When we first arrived back at the site we started off by removing the tarps and starting a pot of coffee. We were greeted by the fortunate sight of no water in the block so we did not have to waste any time bailing water.
I was back in Unit 12 with Robert. We just had a little bit of Level 4 to finish off so we got that all smoothed out for photographing. Level 4 was very rich in potsherds, as well as having a feature in the northwest quadrant and a historic posthole in the northeast quadrant.
After having a look, Dr. White decided he wanted to board off about two thirds of the unit with landscaping fabric and particle board so we could have somewhere to sit and for us to piece plot the southern third of the unit. Piece-plotting is where you go very slowly with a trowel and dustpan and stop every time you hit something to flag it. Once the unit is full of flags we are going to map their locations out. We did not have to start a bag for this level yet because we have yet to catch anything in the screens: this is a good thing because it means we have been very careful with our piece-plotting.
Ella and DuVal finished off Level 1 in Unit 13, which is along the cut. They found fire-cracked rock, flakes, and pottery. After that they continued on to Level , excavating the second plowzone as a natural level.
Over in Unit 5, JJ and Sam continued to trowel scrape and piece-plot. There where two decent-sized rocks in their unit. The smaller of them turned out to be a greenstone axe head. The larger one Sam had started to uncover last season and was very happy to finally remove. It turned out to just be a big rock.
Caroline was over in Unit 3, starting about 40 cm below datum and continuing down to the base of the upper plowzone (shoveling and shifting only). She found some potsherds, including plain, and some with stamping and punctate decoration.
Finishing up Dr. White had purchased an enormous 50 foot tarp that could cover the entire opened area of the site. This both made closing up easier and should make reopening and closing every week much easier.
We were greeted today with water-free units and some animals that had taken up residence under the tarps. After safely evacuating a family of mice and handling a worm snake that had made its way into the excavation block, we were ready to start Day 6 of our dig.
We pretty much kept to the same tasks as last week. In Unit 13, DuVal and I continued to carefully excavate in natural levels. By the end of Level 1 we had uncovered a fair amount of sherds, flakes, and fire-cracked rock. This isn’t surprising considering that we are digging over a known feature, and we are hopeful that more artifacts will continue to appear as we move closer to the feature. After taking depths and finishing the Level 1 paper work, we carefully continued into level 2 where we stopped for the day.

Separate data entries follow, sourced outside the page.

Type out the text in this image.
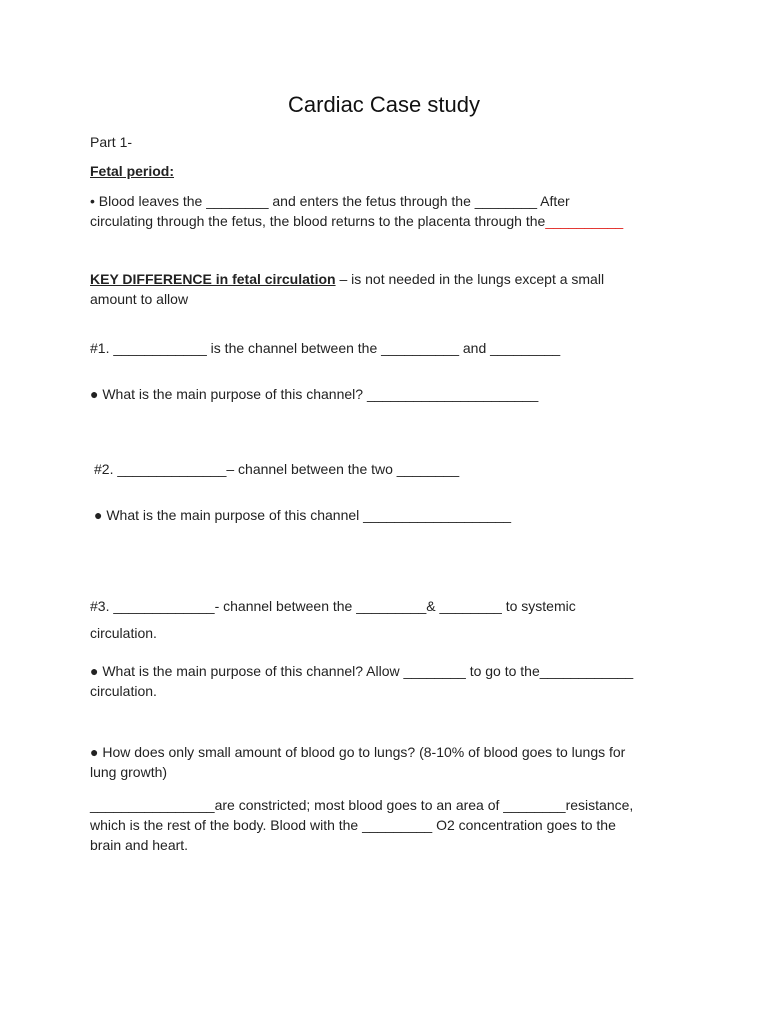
Cardiac Case study
Part 1-
Fetal period:
• Blood leaves the ________ and enters the fetus through the ________ After
circulating through the fetus, the blood returns to the placenta through the__________
KEY DIFFERENCE in fetal circulation – is not needed in the lungs except a small
amount to allow
#1. ____________ is the channel between the __________ and _________
● What is the main purpose of this channel? ______________________
#2. ______________– channel between the two ________
● What is the main purpose of this channel ___________________
#3. _____________- channel between the _________& ________ to systemic
circulation.
● What is the main purpose of this channel? Allow ________ to go to the____________
circulation.
● How does only small amount of blood go to lungs? (8-10% of blood goes to lungs for
lung growth)
________________are constricted; most blood goes to an area of ________resistance,
which is the rest of the body. Blood with the _________ O2 concentration goes to the
brain and heart.
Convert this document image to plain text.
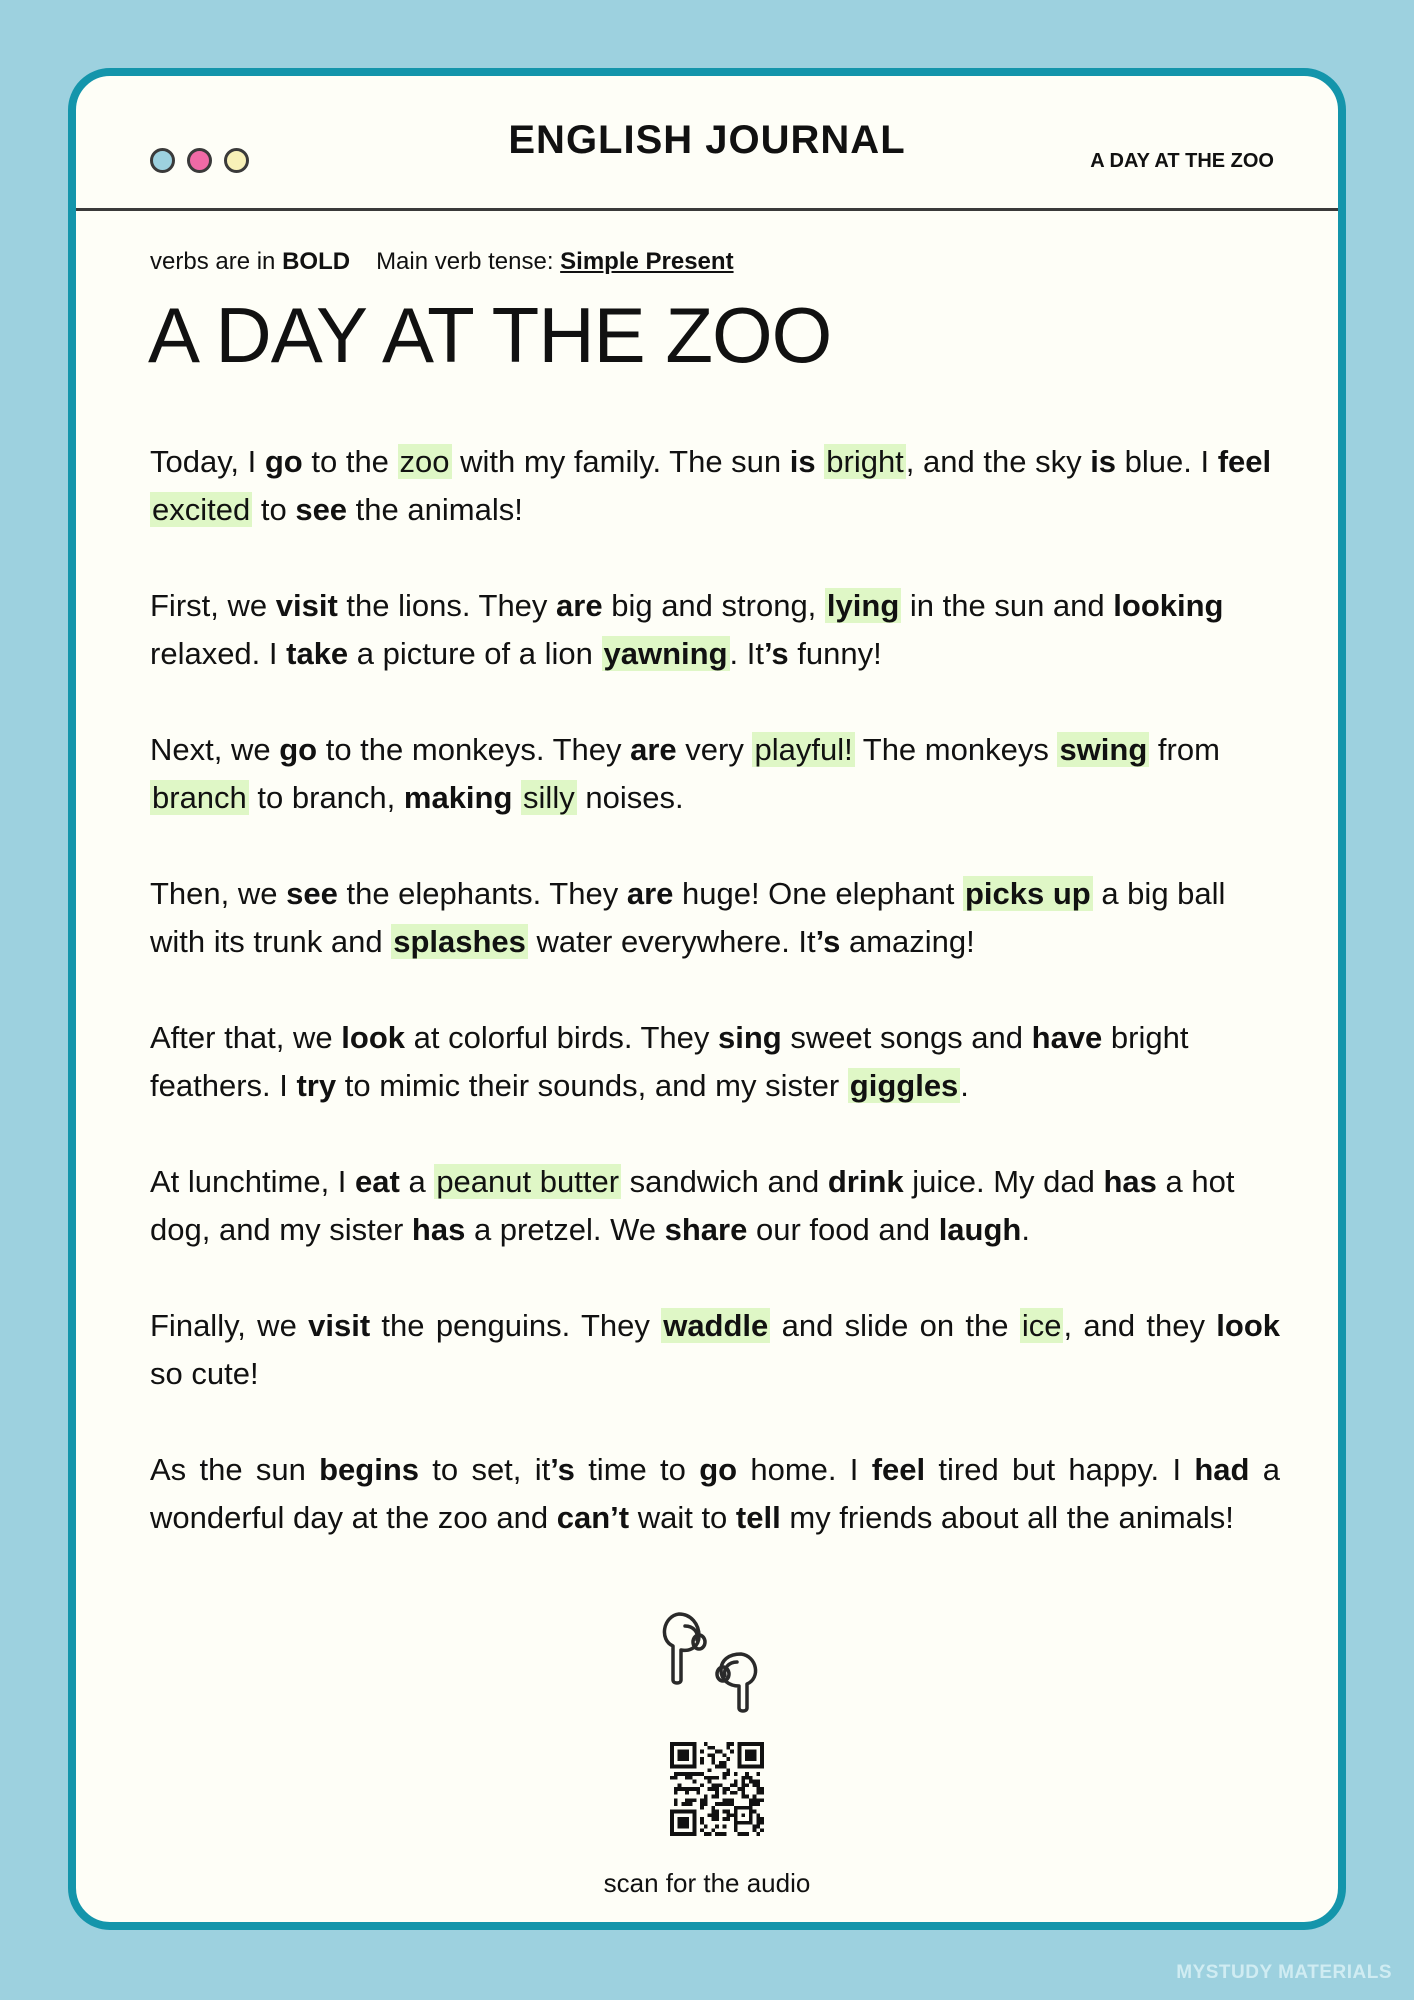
ENGLISH JOURNAL	A DAY AT THE ZOO
verbs are in BOLD Main verb tense: Simple Present
A DAY AT THE ZOO

Today, I go to the zoo with my family. The sun is bright, and the sky is blue. I feel excited to see the animals!

First, we visit the lions. They are big and strong, lying in the sun and looking relaxed. I take a picture of a lion yawning. It’s funny!

Next, we go to the monkeys. They are very playful! The monkeys swing from branch to branch, making silly noises.

Then, we see the elephants. They are huge! One elephant picks up a big ball with its trunk and splashes water everywhere. It’s amazing!

After that, we look at colorful birds. They sing sweet songs and have bright feathers. I try to mimic their sounds, and my sister giggles.

At lunchtime, I eat a peanut butter sandwich and drink juice. My dad has a hot dog, and my sister has a pretzel. We share our food and laugh.

Finally, we visit the penguins. They waddle and slide on the ice, and they look so cute!

As the sun begins to set, it’s time to go home. I feel tired but happy. I had a wonderful day at the zoo and can’t wait to tell my friends about all the animals!

scan for the audio
MYSTUDY MATERIALS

This unit has been a bit tricky, as its location means that we must dig very carefully to keep the wall from collapsing. The shape of the unit changes somewhat as we go further down thanks to overhanging dirt, but through careful paper work and troweling we have managed to avoid any disasters. If I have learned one thing from this unit it is the importance of field notes!
There was very exciting news out of unit 5, where JJ and Katie continued their piece-plotting. Not only did they completely uncover Sam’s rock, but the other rock in Unit 5 was revealed to be what looks like a stone axe head! We were lucky to be able to observe this artifact in situ, and its excellent condition makes it a great complement to the other artifacts collected this semester.
Over in Unit 3, Caroline and Sam continued their excavation work starting from about 40 cm below datum. Carefully shoveling instead of trowelling, they made it to the end of the plowzone by the end of the day and had recovered some interesting plain and punctate pottery.
Ben and Robert continued to excavate Unit 12. This unit has produced lots of decorated pottery sherds, and today was no different! They finished up zone 2 and began to work on zone 3 (below plowzone), where they started piece-plotting.
Today’s work marked the halfway point of our fieldwork, and it was a very productive day at that. (It isn’t everyday that you find a stone axe!) Hopefully the good luck and warm weather will continue for the remainder of the semester.